We work across developmental and clinical psychiatry, genetics, social sciences and neuroscience, to better understand depression and anxiety in young people.
Our work aims to achieve transformational change in the way we understand the challenges of adolescent mental health and the way we address it through interventions that offer practical help to young people.
We aim to include young people, schools, those at high-familial risk and patients, in every stage of our research. Engaging young people and stakeholders in shaping our research and practice aims, and designing and conducting new interventions to improve adolescent mental health in health and school settings.
Our ambition is for our scientific discoveries to rapidly inform policy and practice, and act as a catalyst in the field of youth anxiety and depression.
Population mental health
We examine longitudinal data that tracks children over time to better understand how anxiety and depression develop.
Investigating the role genetic and environmental factors play in anxiety and depression in young people is essential to understanding these conditions.
Interventions in adolescents at high familial risk
We are developing new interventions to support young people and families where a parent suffers from depression.

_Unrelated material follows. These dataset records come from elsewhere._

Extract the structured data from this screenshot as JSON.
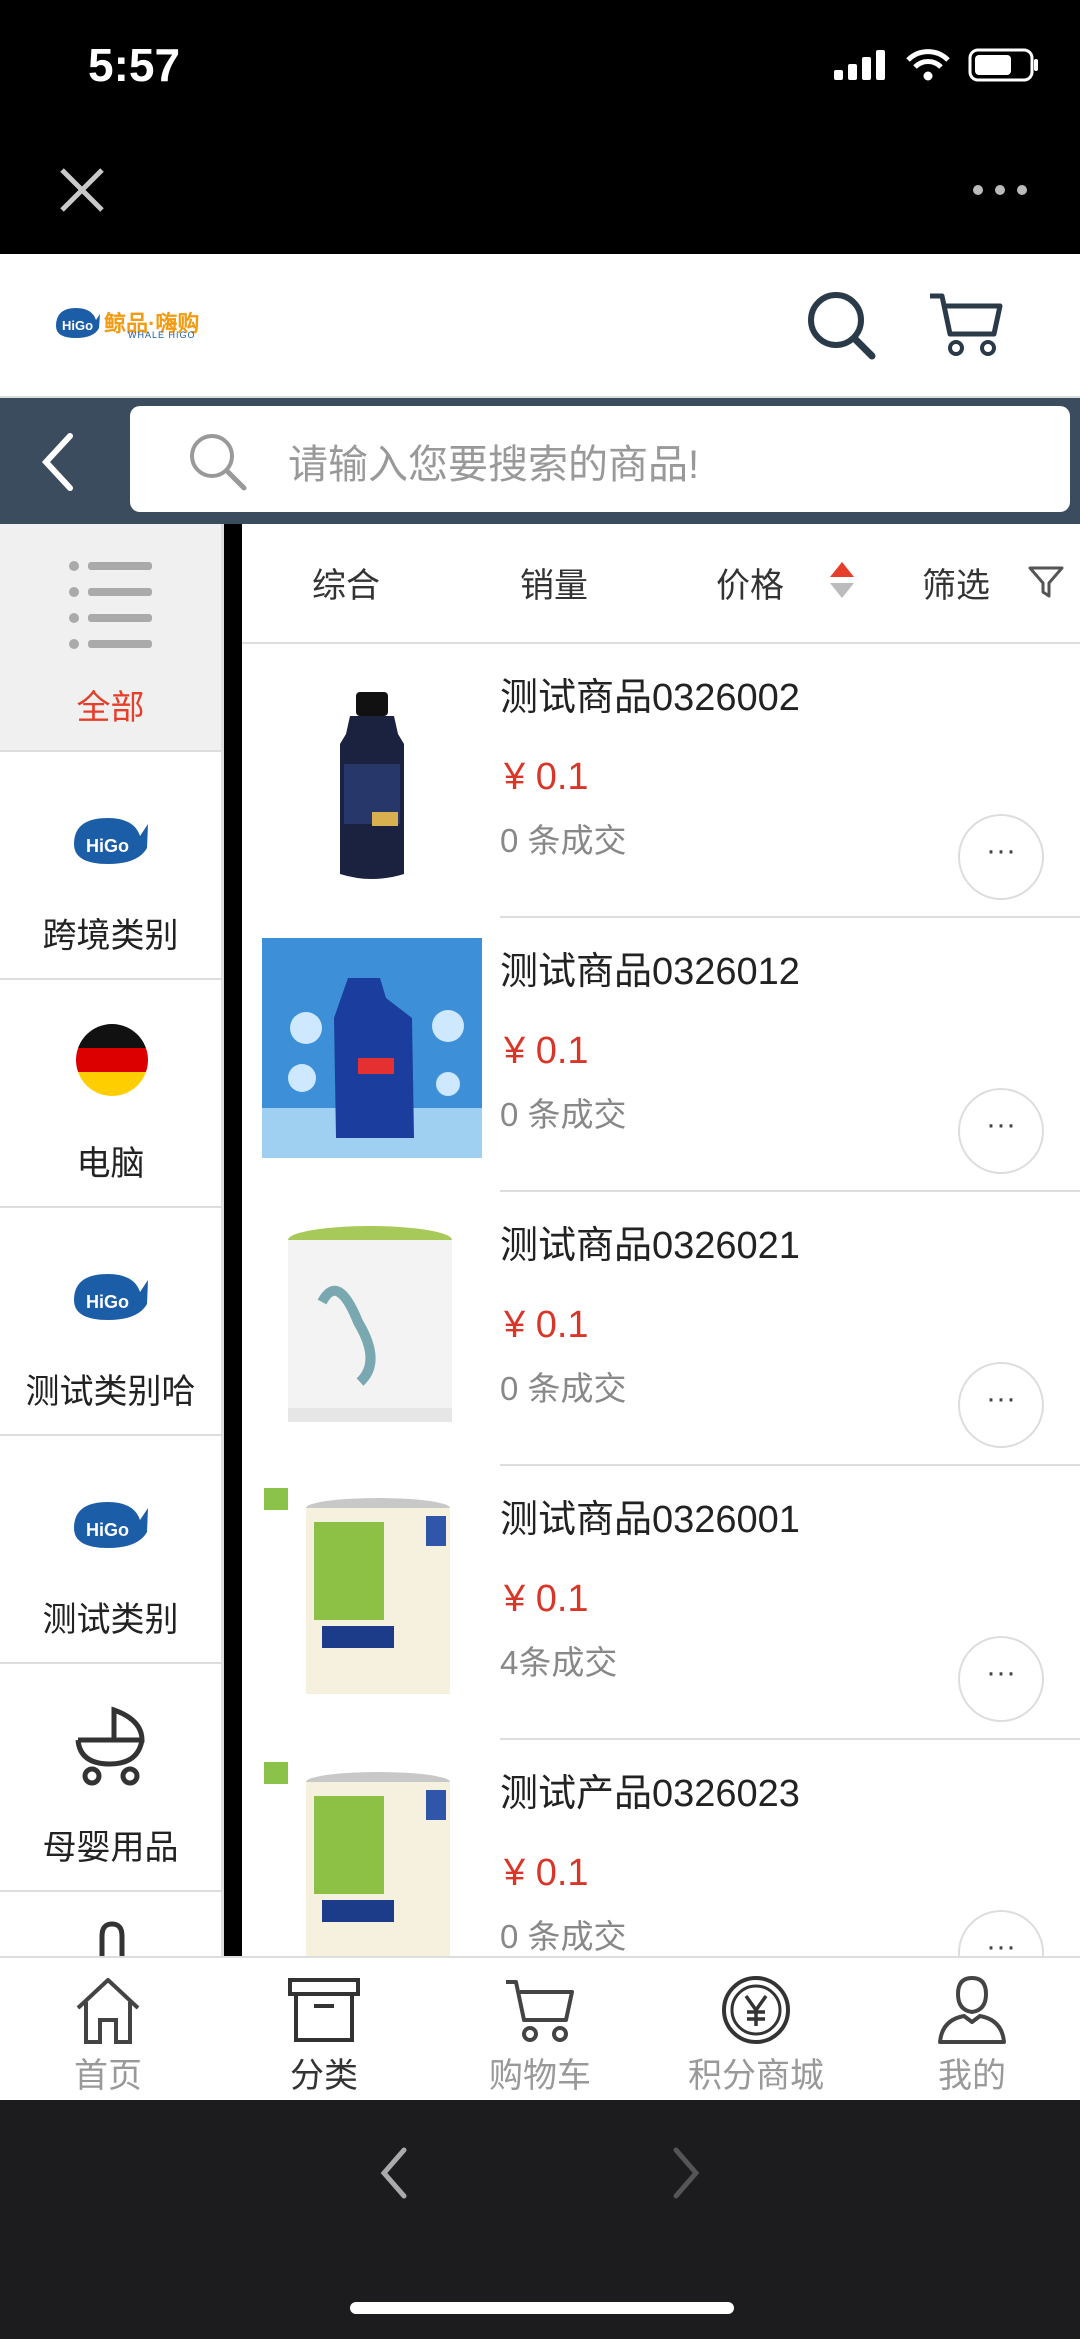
{
  "status_bar": {
    "time": "5:57"
  },
  "header": {
    "logo_text": "鲸品·嗨购",
    "logo_sub": "WHALE HIGO"
  },
  "search": {
    "placeholder": "请输入您要搜索的商品!"
  },
  "sidebar": {
    "items": [
      {
        "label": "全部",
        "icon": "list-icon",
        "active": true
      },
      {
        "label": "跨境类别",
        "icon": "higo-logo-icon",
        "active": false
      },
      {
        "label": "电脑",
        "icon": "germany-flag-icon",
        "active": false
      },
      {
        "label": "测试类别哈",
        "icon": "higo-logo-icon",
        "active": false
      },
      {
        "label": "测试类别",
        "icon": "higo-logo-icon",
        "active": false
      },
      {
        "label": "母婴用品",
        "icon": "stroller-icon",
        "active": false
      }
    ]
  },
  "filters": {
    "comprehensive": "综合",
    "sales": "销量",
    "price": "价格",
    "filter": "筛选"
  },
  "products": [
    {
      "name": "测试商品0326002",
      "price": "¥ 0.1",
      "sales": "0 条成交",
      "more": "···"
    },
    {
      "name": "测试商品0326012",
      "price": "¥ 0.1",
      "sales": "0 条成交",
      "more": "···"
    },
    {
      "name": "测试商品0326021",
      "price": "¥ 0.1",
      "sales": "0 条成交",
      "more": "···"
    },
    {
      "name": "测试商品0326001",
      "price": "¥ 0.1",
      "sales": "4条成交",
      "more": "···"
    },
    {
      "name": "测试产品0326023",
      "price": "¥ 0.1",
      "sales": "0 条成交",
      "more": "···"
    }
  ],
  "bottom_nav": [
    {
      "label": "首页",
      "icon": "home-icon"
    },
    {
      "label": "分类",
      "icon": "category-box-icon",
      "active": true
    },
    {
      "label": "购物车",
      "icon": "cart-icon"
    },
    {
      "label": "积分商城",
      "icon": "yen-coin-icon"
    },
    {
      "label": "我的",
      "icon": "user-icon"
    }
  ],
  "colors": {
    "accent": "#d9362a",
    "search_bar_bg": "#3a4c5e"
  }
}
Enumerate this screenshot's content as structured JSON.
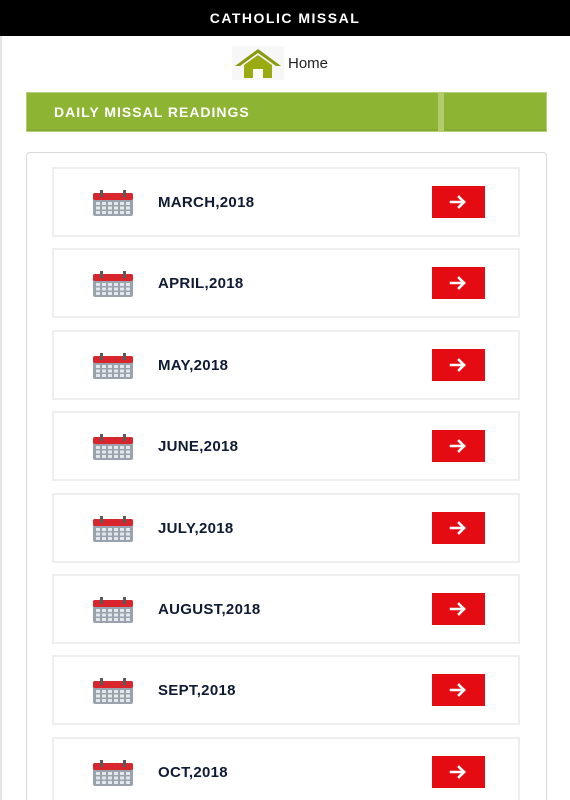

Mental health interventions in schools
We’re looking at the role schools play in promoting positive mental health in youngsters.
Population and patient e-data cohort
Our researchers at Cardiff University are working jointly with experts from Swansea University, using information uniquely available in Wales to better understand long-term outcomes of those young people who experience anxiety and depression.
Quantitative methods and open science
An over-arching Centre wide theme focused on ensuring our teams are well-trained in research methods and open science practices.